Hess estendeu a Thulin duas folhas soltas com as imagens aumentadas, aparentemente de pequenas partículas numa superfície metálica, possivelmente um machete, também aumentado. Mas são os membros separados numa das outras fotografias que atraem a atenção dela.

— O que é aquilo ali ao fundo? Um porco?

— Era uma experiência. Não temos provas, mas o que é importante é que…

— Se fosse importante, provavelmente teria sido mencionado na altura, não te parece?

— Não era importante na altura, mas pode ser agora, que apareceu uma impressão digital!

A porta principal abre-se, e o vento frio entra juntamente com duas pessoas sorridentes. Uma é Tim Jansen, um investigador muito alto, que normalmente é visto com o seu companheiro, Martin Ricks. Jansen tem fama de ser inteligente e rotineiro, mas Thulin vê-o como um porco chauvinista e lembra-se perfeitamente de quando, durante uma sessão de treino no Inverno, esfregou a cintura nela e só recuou quando ela lhe espetou uma cotovelada no plexo solar. No entanto, Jansen também foi o investigador que, juntamente com o seu parceiro, fez o perpetrador confessar o homicídio de Kristine Hartung, e Thulin sente que a posição deles no departamento é invulnerável.

— Olá, Hess. Estás em casa de licença?

Jansen acompanha o cumprimento com um sorriso inocente, e Hess não responde. Espera que os colegas tenham deixado o átrio para continuar a falar, e Thulin tem vontade de lhe dizer que a sua cautela é ridícula.

— Talvez não seja nada. O sangue estava lá, e eu não me importo, mas tens de falar com o teu chefe para saber o que devemos fazer — diz ele, ainda a olhá-la nos olhos.

Thulin não queria dizer-lhe isto, mas, depois da visita a Magnus, no hospital, entrara na base de dados e lera o caso Hartung. Só para se certificar de que não lhe escapara nada. Não encontrara nada, a não ser a lembrança dolorosa do que os pais devem ter sentido quando ela e Hess tinham aparecido na sua casa naquele dia.

— E estás a dizer-me isso porque és especialista em casos de homicídio por causa do teu trabalho em Haia?

— Não, estou a dizer-te porque…

— Então não te metas. Não comeces a perturbar o luto das pessoas só porque alguém estava a fazer o seu trabalho enquanto tu não fazias o teu.

Hess olha para ela. Pela sua expressão, percebe que ele está surpreendido. O facto de estar tão absorto que não percebeu que está a fazer mais mal do que bem é uma atenuante, mas não muda nada. Ela prepara-se para se dirigir para a porta, quando uma voz ecoa pelo átrio.

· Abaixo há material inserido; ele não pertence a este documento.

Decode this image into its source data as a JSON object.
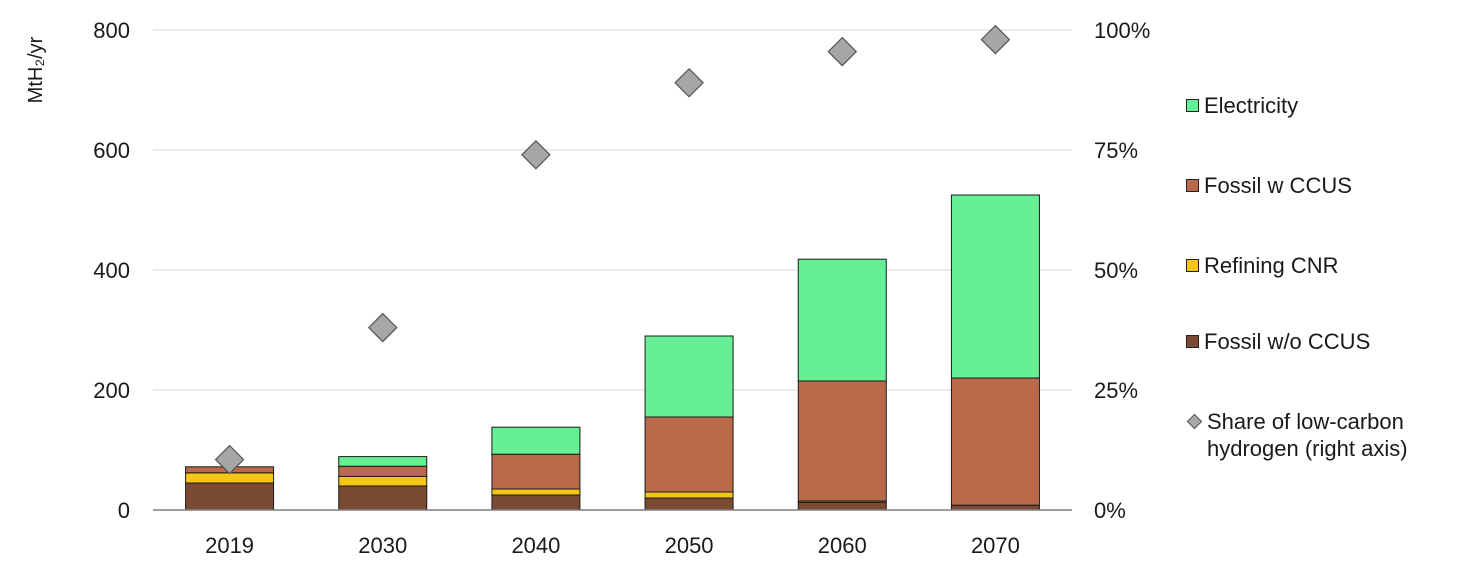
{
  "chart_data": {
    "type": "bar",
    "stacked": true,
    "categories": [
      "2019",
      "2030",
      "2040",
      "2050",
      "2060",
      "2070"
    ],
    "series": [
      {
        "name": "Fossil w/o CCUS",
        "color": "#7a4a35",
        "values": [
          45,
          40,
          25,
          20,
          13,
          8
        ]
      },
      {
        "name": "Refining CNR",
        "color": "#f5c518",
        "values": [
          17,
          16,
          10,
          10,
          2,
          0
        ]
      },
      {
        "name": "Fossil w CCUS",
        "color": "#b96a4a",
        "values": [
          10,
          17,
          58,
          125,
          200,
          212
        ]
      },
      {
        "name": "Electricity",
        "color": "#66f095",
        "values": [
          0,
          16,
          45,
          135,
          203,
          305
        ]
      },
      {
        "name": "Share of low-carbon hydrogen (right axis)",
        "color": "#a6a6a6",
        "axis": "right",
        "marker": "diamond",
        "values": [
          10.5,
          38,
          74,
          89,
          95.5,
          98
        ]
      }
    ],
    "ylabel": "MtH₂/yr",
    "ylim": [
      0,
      800
    ],
    "yticks": [
      "0",
      "200",
      "400",
      "600",
      "800"
    ],
    "y2lim": [
      0,
      100
    ],
    "y2ticks": [
      "0%",
      "25%",
      "50%",
      "75%",
      "100%"
    ],
    "grid": true,
    "legend_position": "right"
  },
  "legend": {
    "items": [
      {
        "label": "Electricity",
        "color": "#66f095",
        "kind": "swatch"
      },
      {
        "label": "Fossil w CCUS",
        "color": "#b96a4a",
        "kind": "swatch"
      },
      {
        "label": "Refining CNR",
        "color": "#f5c518",
        "kind": "swatch"
      },
      {
        "label": "Fossil w/o CCUS",
        "color": "#7a4a35",
        "kind": "swatch"
      },
      {
        "label": "Share of low-carbon\nhydrogen (right axis)",
        "color": "#a6a6a6",
        "kind": "diamond"
      }
    ]
  }
}
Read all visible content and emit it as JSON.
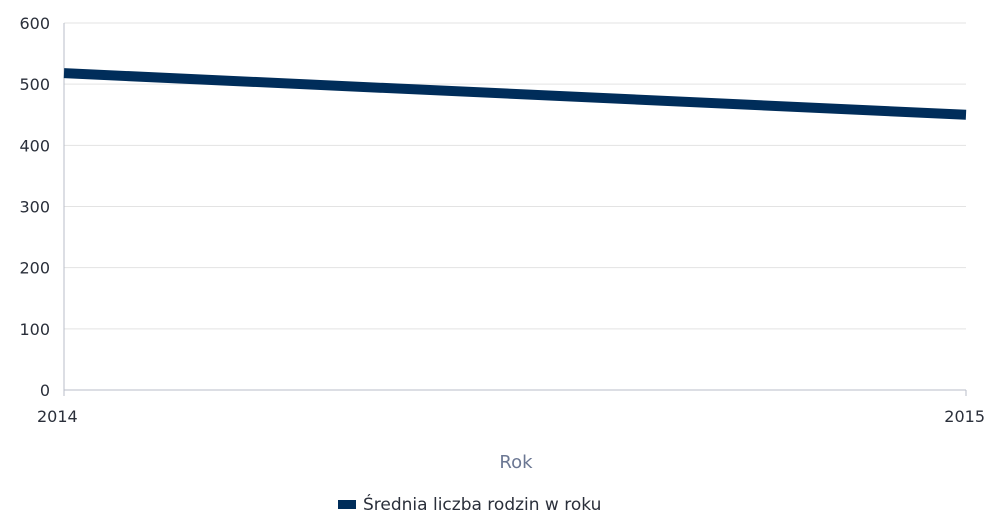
{
  "chart_data": {
    "type": "line",
    "x": [
      "2014",
      "2015"
    ],
    "series": [
      {
        "name": "Średnia liczba rodzin w roku",
        "values": [
          518,
          450
        ],
        "color": "#002d5a"
      }
    ],
    "xlabel": "Rok",
    "ylabel": "",
    "ylim": [
      0,
      600
    ],
    "yticks": [
      0,
      100,
      200,
      300,
      400,
      500,
      600
    ],
    "xticks": [
      "2014",
      "2015"
    ],
    "grid": true,
    "legend": "bottom-center"
  },
  "colors": {
    "line": "#002d5a",
    "grid": "#e3e3e3",
    "axis": "#b8bec8",
    "axis_title": "#6b7793"
  }
}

— Thulin, os técnicos informáticos andam à tua procura!

Thulin olha para o cimo das escadas, para o assistente, que desce, de telemóvel na mão.

— Diz-lhes que já lhes ligo.

— É importante. Acaba de chegar uma mensagem ao telemóvel da Laura Kjær.

Thulin sente Hess despertar e virar-se para o assistente e recebe o telemóvel que o assistente lhe passa.

Do outro lado está um técnico de informática. É um tipo jovem, mas não regista o nome dele. Fala depressa e atabalhoadamente enquanto explica as circunstâncias.

— É sobre o telemóvel da vítima. Informamos sempre a empresa de telecomunicações quando terminamos a investigação, mas ainda demora alguns dias, e por isso o número ainda está activo, e ainda é possível…

— Diga-me apenas o que dizia a mensagem.

Thulin olha para o jardim rodeado de colunas e para as folhas douradas que rodopiam no ar e sente o olhar de Hess fixo no seu pescoço, enquanto o técnico lê a mensagem. Sente o vento frio a entrar pelas portas mal isoladas e ouve-se a perguntar se conseguiram identificar quem a enviou.